2. (a) Anode (−): H₂(g) + 2OH⁻ → 2H₂O(l) + 2e⁻
Cathode (+): O₂(g) + H₂O(l) + 4e⁻ → 4OH⁻

(b) Anode (−): H₂(g) → 2H⁺(aq) + 2e⁻
Cathode (+): O₂(g) + 4H⁺(aq) + 4e⁻ → 2H₂O(l)

(c) ΔG^⦵ = 0.83 x ΔH^⦵ = 0.83 x (− 286) = − 237 kJ mol^-1

(d) H₂(g) + ½O₂(g) → H₂O(l)
Since 1½ mol of gas forms one mol of liquid water the entropy change is negative. Work has been done to overcome the negative entropy change so less work is available to do external work so in terms of quantity ΔG^⦵ < ΔH^⦵.
or ΔG^⦵ = ΔH^⦵ − T ΔS^⦵ so the expression − T ΔS^⦵ is positive
so ΔG^⦵ will be less negative (smaller in quantity) than ΔH^⦵.
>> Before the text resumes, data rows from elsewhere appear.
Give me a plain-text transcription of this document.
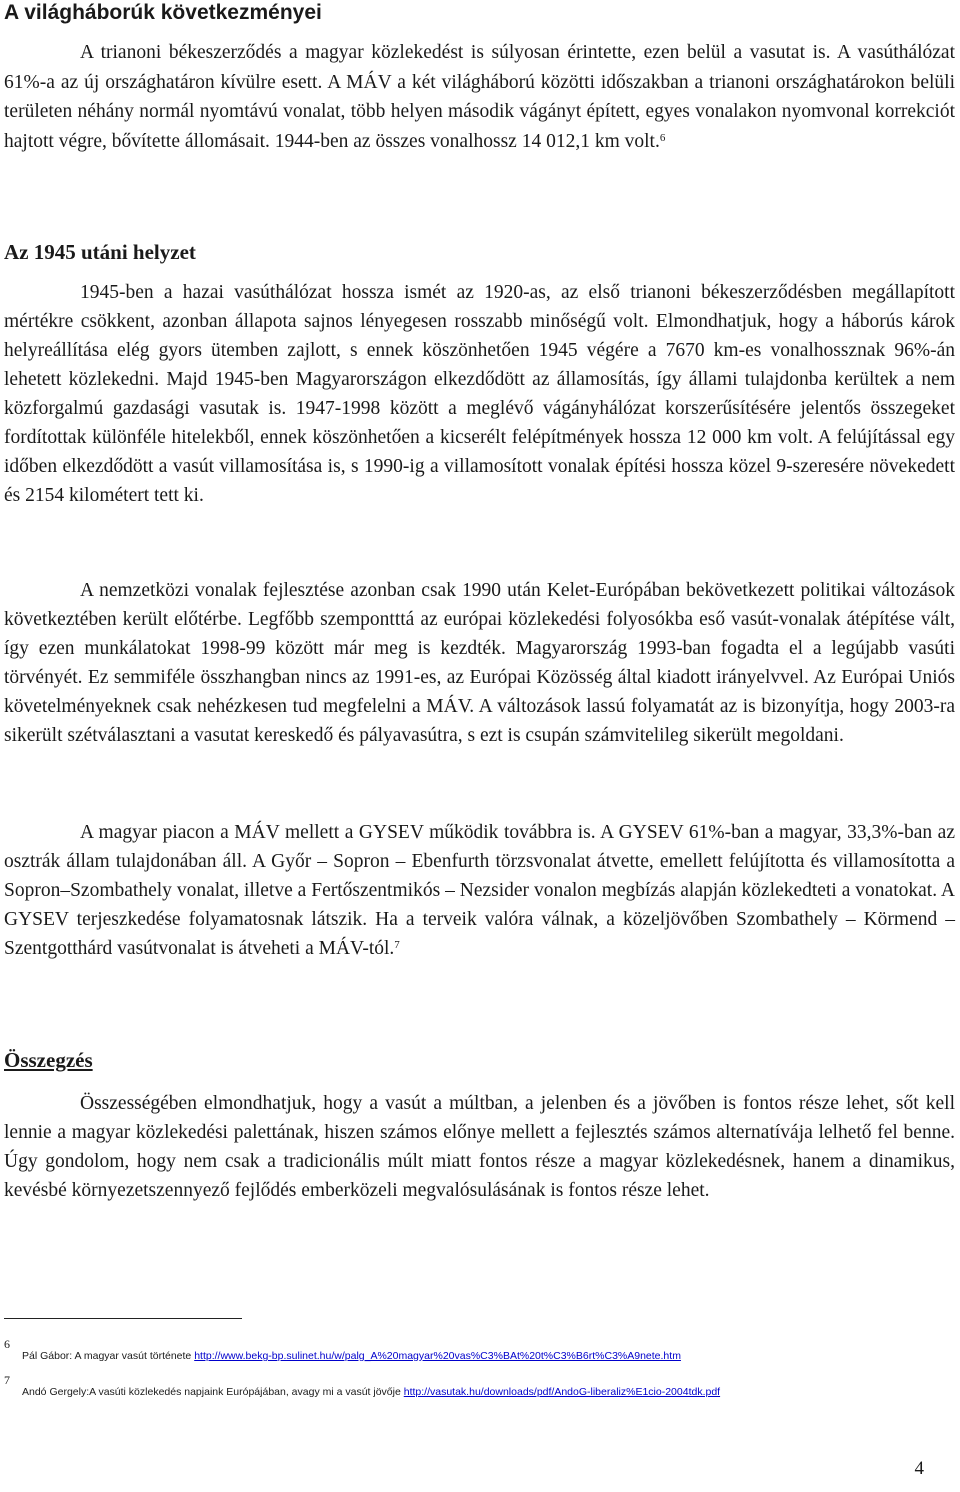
A világháborúk következményei

A trianoni békeszerződés a magyar közlekedést is súlyosan érintette, ezen belül a vasutat is. A vasúthálózat 61%-a az új országhatáron kívülre esett. A MÁV a két világháború közötti időszakban a trianoni országhatárokon belüli területen néhány normál nyomtávú vonalat, több helyen második vágányt épített, egyes vonalakon nyomvonal korrekciót hajtott végre, bővítette állomásait. 1944-ben az összes vonalhossz 14 012,1 km volt.$^6$

Az 1945 utáni helyzet

1945-ben a hazai vasúthálózat hossza ismét az 1920-as, az első trianoni békeszerződésben megállapított mértékre csökkent, azonban állapota sajnos lényegesen rosszabb minőségű volt. Elmondhatjuk, hogy a háborús károk helyreállítása elég gyors ütemben zajlott, s ennek köszönhetően 1945 végére a 7670 km-es vonalhossznak 96%-án lehetett közlekedni. Majd 1945-ben Magyarországon elkezdődött az államosítás, így állami tulajdonba kerültek a nem közforgalmú gazdasági vasutak is. 1947-1998 között a meglévő vágányhálózat korszerűsítésére jelentős összegeket fordítottak különféle hitelekből, ennek köszönhetően a kicserélt felépítmények hossza 12 000 km volt. A felújítással egy időben elkezdődött a vasút villamosítása is, s 1990-ig a villamosított vonalak építési hossza közel 9-szeresére növekedett és 2154 kilométert tett ki.

A nemzetközi vonalak fejlesztése azonban csak 1990 után Kelet-Európában bekövetkezett politikai változások következtében került előtérbe. Legfőbb szempontttá az európai közlekedési folyosókba eső vasút-vonalak átépítése vált, így ezen munkálatokat 1998-99 között már meg is kezdték. Magyarország 1993-ban fogadta el a legújabb vasúti törvényét. Ez semmiféle összhangban nincs az 1991-es, az Európai Közösség által kiadott irányelvvel. Az Európai Uniós követelményeknek csak nehézkesen tud megfelelni a MÁV. A változások lassú folyamatát az is bizonyítja, hogy 2003-ra sikerült szétválasztani a vasutat kereskedő és pályavasútra, s ezt is csupán számvitelileg sikerült megoldani.

A magyar piacon a MÁV mellett a GYSEV működik továbbra is. A GYSEV 61%-ban a magyar, 33,3%-ban az osztrák állam tulajdonában áll. A Győr – Sopron – Ebenfurth törzsvonalat átvette, emellett felújította és villamosította a Sopron–Szombathely vonalat, illetve a Fertőszentmikós – Nezsider vonalon megbízás alapján közlekedteti a vonatokat. A GYSEV terjeszkedése folyamatosnak látszik. Ha a terveik valóra válnak, a közeljövőben Szombathely – Körmend – Szentgotthárd vasútvonalat is átveheti a MÁV-tól.$^7$

Összegzés

Összességében elmondhatjuk, hogy a vasút a múltban, a jelenben és a jövőben is fontos része lehet, sőt kell lennie a magyar közlekedési palettának, hiszen számos előnye mellett a fejlesztés számos alternatívája lelhető fel benne. Úgy gondolom, hogy nem csak a tradicionális múlt miatt fontos része a magyar közlekedésnek, hanem a dinamikus, kevésbé környezetszennyező fejlődés emberközeli megvalósulásának is fontos része lehet.

6

Pál Gábor: A magyar vasút története http://www.bekg-bp.sulinet.hu/w/palg_A%20magyar%20vas%C3%BAt%20t%C3%B6rt%C3%A9nete.htm

7

Andó Gergely:A vasúti közlekedés napjaink Európájában, avagy mi a vasút jövője http://vasutak.hu/downloads/pdf/AndoG-liberaliz%E1cio-2004tdk.pdf

4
This could be used to calculate the value for ΔS^⦵
− T ΔS^⦵ = − 237 − (− 286) = 49 kJ mol^-1
so ΔS^⦵ = – 49000 / 298 = – 164 J K^-1 mol^-1

3. (a) If the concentrations are kept at 1.00 mol dm^-3 then Q equals 1 and ln Q equals zero so changing the temperature (T) has no effect on E.

(b) (i) Ni(s)/Ni²⁺(aq) E^o = − 0.26 V and Ag(s)/Ag⁺(aq) E^o = + 0.80 V
EMF = 1.06 V

(ii) Ni(s) + 2Ag⁺(aq) ⇌ Ni²⁺(aq) + 2Ag(s)
Q = [Ni²⁺(aq)] / [Ag⁺(aq)]²= 0.25 / 2.00² = 0.0625
EMF = 1.06 – ((8.31 x 298) / (2 x 96500)) ln 0.125 = 1.10 V

(c) EMF = – (RT / nF) ln 0.01 = ((8.31 x 298) / (1 x 96500)) ln 0.01 = 0.12 V

4. (a) Microbial fuel cells convert chemical energy to electrical energy by the catalytic reaction of microorganisms. The fuel is oxidised under anaerobic conditions at the anode by microorganisms such as Geobacter bacteria. These convert organic material into carbon dioxide, electrons and protons. Electrons are transferred to the cathode through the external circuit while protons are transferred to the cathode through a membrane. At the cathode electrons and protons react with oxygen to form water.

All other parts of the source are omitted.